Grief Tonight, and a Memory or Two


We're sending a virtual hug to our son tonight, as word reached Yukon and I that Wolf's paternal grandfather passed away last evening at the age of 90. I don't often speak of my former husband or his family, mostly to preserve everyone's privacy, so those who do not know of our history together may be surprised at this news.

"Popau" (Greek for 'Grandfather') was a tough little bird of a man, having joined the Navy as a very young age (15, I think) and was serving as Chief aboard the U.S. Houston at the beginning of WWII. The Houston was sunk early in the War after an overnight battle that left this young NCO standing on the deck with water lapping at his ankles. He jumped off and spent the next 24 hours in shark-infested waters of the South Pacific until a Japanese patrol picked him up, covered in diesel oil, and transported him to a prison camp notorious for its inhumane conditions and location on the famous "Death Railway". Popau spent the entire length of WWII at this location, working and marching nonstop until liberated. He is a testament to the sheer willpower and force of one man's determination, and my son was a fascinated listener to the few times Popau would share his story.

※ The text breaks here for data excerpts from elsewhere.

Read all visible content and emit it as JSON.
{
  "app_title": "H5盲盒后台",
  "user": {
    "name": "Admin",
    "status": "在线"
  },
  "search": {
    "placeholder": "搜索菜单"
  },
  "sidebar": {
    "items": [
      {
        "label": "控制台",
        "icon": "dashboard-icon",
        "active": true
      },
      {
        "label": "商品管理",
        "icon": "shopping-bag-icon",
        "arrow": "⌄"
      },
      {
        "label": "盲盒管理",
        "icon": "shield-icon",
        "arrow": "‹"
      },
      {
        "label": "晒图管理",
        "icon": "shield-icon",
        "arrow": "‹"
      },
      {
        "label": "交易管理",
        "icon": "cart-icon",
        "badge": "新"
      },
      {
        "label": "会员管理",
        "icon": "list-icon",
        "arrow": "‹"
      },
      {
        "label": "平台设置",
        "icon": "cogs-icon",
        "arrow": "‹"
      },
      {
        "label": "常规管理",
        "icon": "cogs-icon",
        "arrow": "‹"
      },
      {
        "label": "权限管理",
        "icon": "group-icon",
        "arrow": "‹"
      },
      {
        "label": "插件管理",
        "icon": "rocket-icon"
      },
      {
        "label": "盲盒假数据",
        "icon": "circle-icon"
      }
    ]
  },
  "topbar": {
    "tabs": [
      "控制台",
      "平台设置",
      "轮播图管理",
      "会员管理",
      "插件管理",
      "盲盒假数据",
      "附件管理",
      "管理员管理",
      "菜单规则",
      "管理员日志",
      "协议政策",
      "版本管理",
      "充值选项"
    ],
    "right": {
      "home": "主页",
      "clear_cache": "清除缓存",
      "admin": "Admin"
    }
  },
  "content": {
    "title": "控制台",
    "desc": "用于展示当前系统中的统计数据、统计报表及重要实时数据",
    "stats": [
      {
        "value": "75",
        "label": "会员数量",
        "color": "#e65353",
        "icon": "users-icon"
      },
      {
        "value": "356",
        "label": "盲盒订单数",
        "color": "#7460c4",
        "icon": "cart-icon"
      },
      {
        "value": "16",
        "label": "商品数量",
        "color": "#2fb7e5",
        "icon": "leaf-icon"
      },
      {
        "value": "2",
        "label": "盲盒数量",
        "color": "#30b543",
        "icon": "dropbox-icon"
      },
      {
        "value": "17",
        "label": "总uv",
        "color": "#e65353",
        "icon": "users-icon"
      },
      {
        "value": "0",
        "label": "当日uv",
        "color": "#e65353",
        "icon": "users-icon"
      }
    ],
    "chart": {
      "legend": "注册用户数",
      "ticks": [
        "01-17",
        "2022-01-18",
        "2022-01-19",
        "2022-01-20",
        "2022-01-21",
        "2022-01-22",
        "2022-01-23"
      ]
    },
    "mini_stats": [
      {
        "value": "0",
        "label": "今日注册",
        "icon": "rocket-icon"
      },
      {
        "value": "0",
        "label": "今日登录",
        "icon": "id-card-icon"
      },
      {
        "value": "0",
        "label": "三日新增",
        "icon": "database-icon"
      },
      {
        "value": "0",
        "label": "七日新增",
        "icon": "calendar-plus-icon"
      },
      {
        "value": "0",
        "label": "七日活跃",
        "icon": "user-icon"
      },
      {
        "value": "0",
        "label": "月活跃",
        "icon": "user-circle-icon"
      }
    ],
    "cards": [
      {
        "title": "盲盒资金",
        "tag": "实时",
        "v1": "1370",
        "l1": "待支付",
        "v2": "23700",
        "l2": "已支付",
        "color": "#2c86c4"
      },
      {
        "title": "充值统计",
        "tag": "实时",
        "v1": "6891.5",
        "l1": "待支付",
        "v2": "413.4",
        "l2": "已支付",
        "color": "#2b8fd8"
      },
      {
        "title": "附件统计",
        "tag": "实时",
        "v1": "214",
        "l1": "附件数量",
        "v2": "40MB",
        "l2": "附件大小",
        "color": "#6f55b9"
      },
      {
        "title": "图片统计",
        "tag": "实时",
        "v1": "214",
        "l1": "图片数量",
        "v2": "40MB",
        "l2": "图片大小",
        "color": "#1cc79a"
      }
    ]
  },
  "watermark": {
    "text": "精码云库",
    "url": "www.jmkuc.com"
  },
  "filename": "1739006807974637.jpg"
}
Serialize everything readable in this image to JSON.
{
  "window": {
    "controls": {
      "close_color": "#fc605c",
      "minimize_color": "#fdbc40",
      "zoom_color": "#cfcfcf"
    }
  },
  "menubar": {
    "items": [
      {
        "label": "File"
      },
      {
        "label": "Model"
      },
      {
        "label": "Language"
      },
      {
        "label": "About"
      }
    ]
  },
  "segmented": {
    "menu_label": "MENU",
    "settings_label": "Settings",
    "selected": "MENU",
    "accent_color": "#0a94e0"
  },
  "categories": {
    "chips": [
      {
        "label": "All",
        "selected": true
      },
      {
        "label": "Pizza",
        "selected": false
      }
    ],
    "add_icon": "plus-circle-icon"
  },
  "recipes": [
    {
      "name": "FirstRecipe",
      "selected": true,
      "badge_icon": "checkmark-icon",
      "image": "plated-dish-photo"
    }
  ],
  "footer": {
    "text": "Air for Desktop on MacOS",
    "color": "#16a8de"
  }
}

Wolf, we think, does not know yet of his grandfather's death. I have called the school to check, and they had not heard from his father. I gave them a heads up and told them that we would be down next week to provide our additional support. The timing of our visit, now more than ever, seems providential and we are so grateful we can be there to help our son deal with grief in his own way.

Kids with AS are not always able to clearly identify grief, at least, not how we would describe it. They know sadness and anger, but cannot put them into definable words or concepts and as a result, tend to act out. Sometimes kids will appear stoic, only to erupt much later and for no apparent reason toward those who are not aware of the cause. What we perceive to be appropriate grieving may be lost on the child with AS, as is behavior at funerals or functions where people may be acting in a way uncomfortable and unidentifiable for kids like Wolf.

So, a prayer or moment of thought for Wolf, his father's family, and his Popau, who, no doubt, is now celebrating with his Navy buddies at the Gates of Heaven that they all are, finally, together again. Let the whistle blow, Chief, one last time.